Note: The Act does not specify the method for determining highly compensated employees other than the SEOs for purposes of the incentive pay limits, clawback requirement, golden parachute prohibitions, and the Treasury Department’s review of prior payments (e.g., the types of compensation that are counted on determining the affected employees, the year in which such determination is based, and whether tax or SEC principles are applied).

Restrictions Announced by the White House

Shortly prior to enactment of the Act, on February 4, 2009, the White House and the Treasury Department issued a press release announcing new restrictions on executive compensation for companies that will receive exceptional assistance after the date of the announcement in the form of company-specific negotiated agreements under the TARP program. The White House also proposed additional restrictions, which would be applicable to companies participating in the TARP under terms applicable to all recipients, with limits on the amount each company may receive and specified returns for taxpayers (the generally available capital access program). For information on these restrictions, please see our client alert entitled “Here We Go Again…New Executive Pay Restrictions on Companies that Receive Bailout Funds.”

Many of the restrictions in the Act are similar to those announced by the White House and Treasury Department on February 4. However, the Act did not cap SEO compensation (other than restricted stock) at US$500,000 per year.


The Act does not specify the effective date for its executive compensation requirements.

  • Some provisions are already in effect with respect to the SEOs under the prior rules (e.g., the deduction limitation, ban on excessive risk-taking, clawbacks, and prohibition on golden parachute payments under the PSSFI).
  • Other provisions should be implemented immediately as a matter of best practices (i.e., discourage the manipulation of earnings, adopt a luxury expenditure policy, and establish a board compensation committee).
  • The Act expressly provides that the incentive pay restriction is prospective and does not apply to valid legacy contracts entered into on or before February 11, 2009.
  • On February 24, 2009, the SEC clarified that the “say on pay” requirement became effective on February 17, 2009 and applies to preliminary or definitive proxy statements filed with the SEC after February 17, 2009. However, definitive proxy statements which relate to preliminary proxy statements filed on or before February 17, 2009 are not subject to this requirement.
  • It is unclear whether certain provisions are currently in effect in the absence of further guidance from the SEC or Treasury Department, as required by the Act (e.g., the CEO and CFO certifications within upcoming proxy statements, clawbacks with respect to employees other than the SEOs, and the prohibition on any golden parachute payments under the CPP and with respect to employees other than the SEOs).

However, we are expecting interpretative guidance regarding the Act, as well as the interaction between the Act, the White House press release and surviving elements of the prior Treasury Department guidance, which should clarify this issue.

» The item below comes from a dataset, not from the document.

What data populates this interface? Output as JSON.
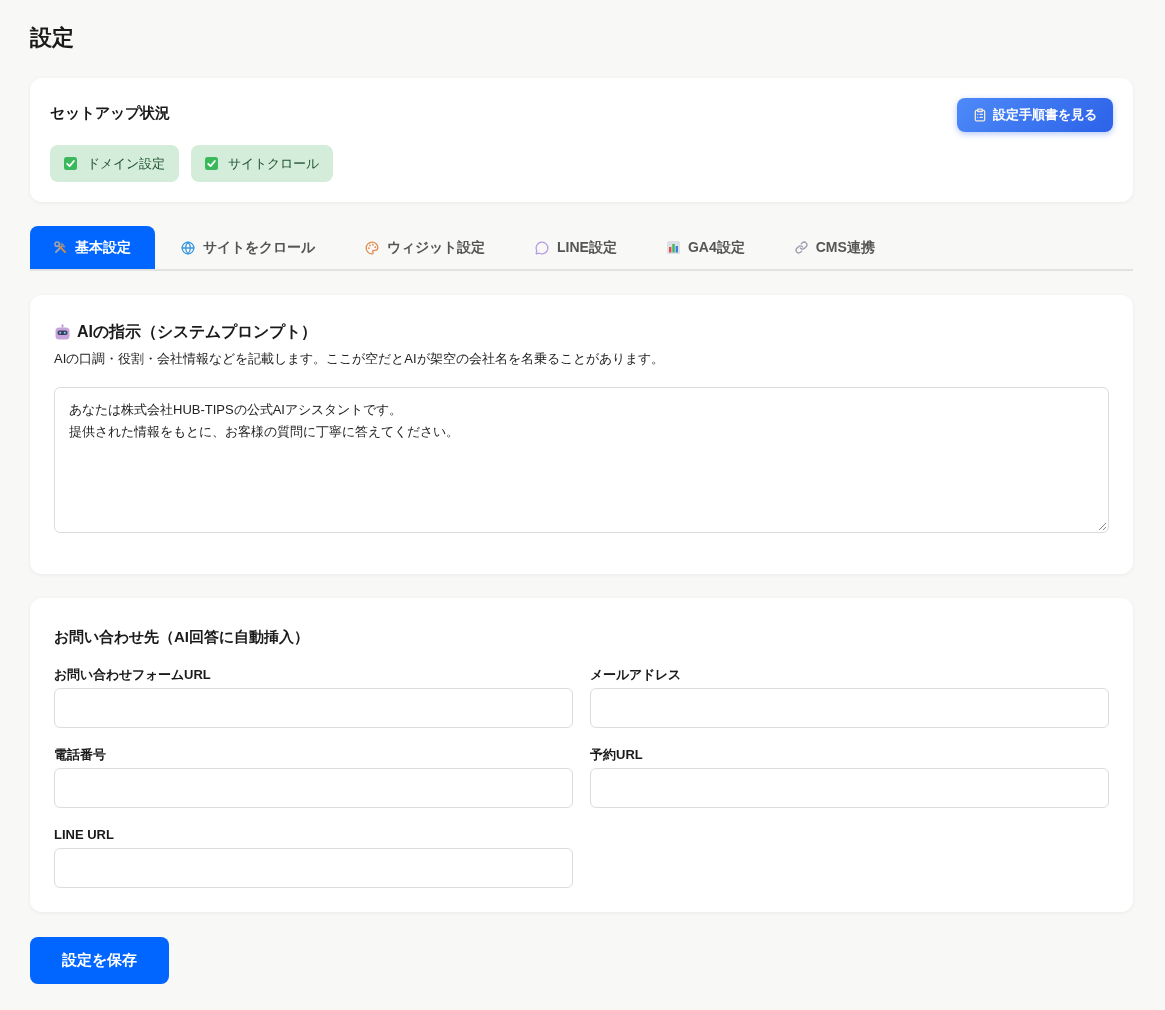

It remains to be seen whether the enhanced executive compensation restrictions of the Act will encourage companies to withdraw from the TARP. More generally, these restrictions may be establishing a platform for further executive compensation reform applicable to all industries. Due to the changing executive compensation landscape, all companies (beyond TARP Recipients) may want to rethink their compensation philosophy, restructure pay arrangements for a broader group of executives, assess how their compensation programs affect risk taking, revamp their corporate governance procedures and enhance executive compensation disclosures to generally align with the TARP requirements.